Question: When would you ever want the .attr("value")=="initial" in real code? How often is it that you want the original value encoded in the HTML as opposed to the current value of the element as entered by the user?

This is part of why I think .prop vs .attr is a regression. It makes me think twice before I use either--even if this is closer to how the DOM actually behaves, the point of jQuery used to be that it could hide those inane details from me.

The difference between attributes and properties is not an inane detail. It's fundamental, and if you don't understand it then you can't work reliably with the DOM, either with or without jQuery.

Bottom line: use prop().

You could use it to test if the value has been changed.

Thank you! The pure definition of simpler terms I was looking for. Going through my code now to see if I need to make changes!

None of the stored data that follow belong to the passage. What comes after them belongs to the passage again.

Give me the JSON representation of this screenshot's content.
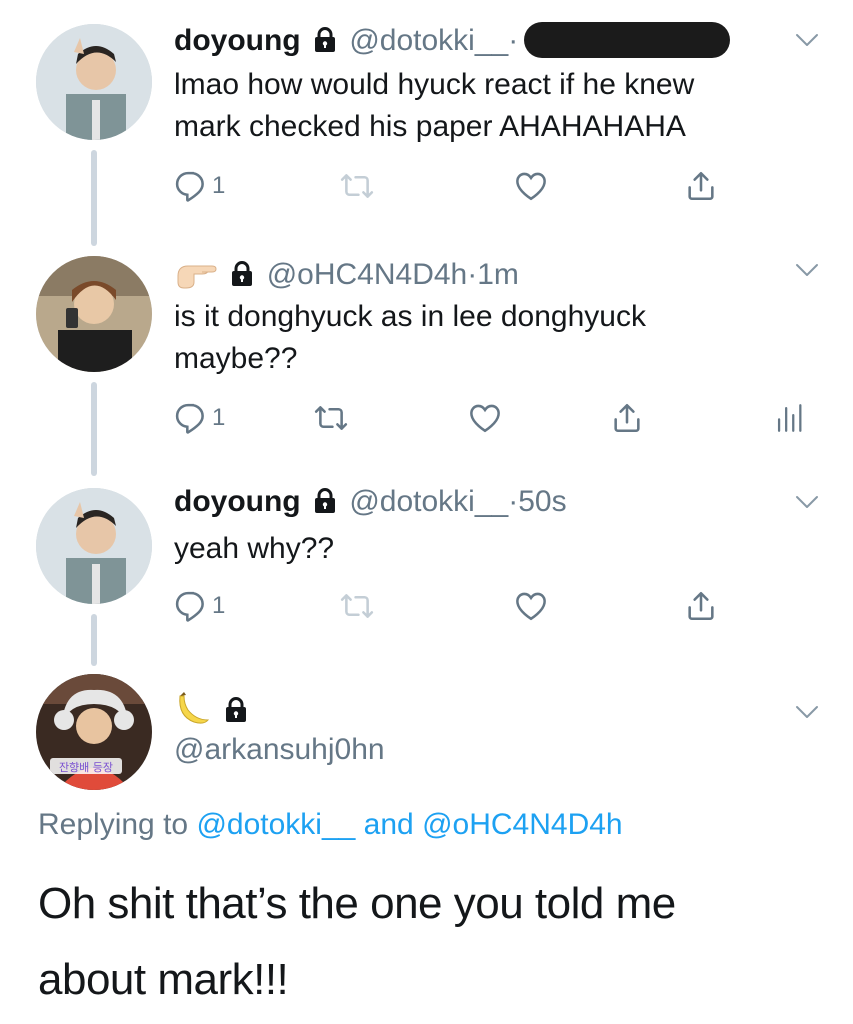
{
  "tweets": [
    {
      "name": "doyoung",
      "handle": "@dotokki__",
      "separator": "·",
      "text_line1": "lmao how would hyuck react if he knew",
      "text_line2": "mark checked his paper AHAHAHAHA",
      "reply_count": "1",
      "avatar_icon": "avatar-doyoung"
    },
    {
      "name_emoji": "pointing-hand-emoji",
      "handle": "@oHC4N4D4h",
      "separator": "·",
      "time": "1m",
      "text_line1": "is it donghyuck as in lee donghyuck",
      "text_line2": "maybe??",
      "reply_count": "1",
      "avatar_icon": "avatar-ohc"
    },
    {
      "name": "doyoung",
      "handle": "@dotokki__",
      "separator": "·",
      "time": "50s",
      "text_line1": "yeah why??",
      "reply_count": "1",
      "avatar_icon": "avatar-doyoung"
    }
  ],
  "focused": {
    "name_emoji": "banana-emoji",
    "handle": "@arkansuhj0hn",
    "avatar_text": "잔향배 등장",
    "replying_prefix": "Replying to",
    "replying_user1": "@dotokki__",
    "replying_and": "and",
    "replying_user2": "@oHC4N4D4h",
    "text_line1": "Oh shit that’s the one you told me",
    "text_line2": "about mark!!!"
  },
  "colors": {
    "accent": "#1da1f2",
    "secondary_text": "#657786",
    "thread_line": "#cdd6df"
  }
}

Note that in the above example, one should really be using .val() instead of .attr('value'), and if so, then nothing will need to be changed.

Seems to have caused using an array to specify easing in jQuery.animate to break. Was a bit surprising.

Do you have more details on this? Can you file a bug report? Thanks!


it's broken Nivo Slider (2.5.1) but a global replace of '.attr(' with '.prop(' has fixed it. Not sure if this is the best thing to do, but it works

Switched to it and the animations really look smoother now. Sweet release, can't wait for 1.6.1!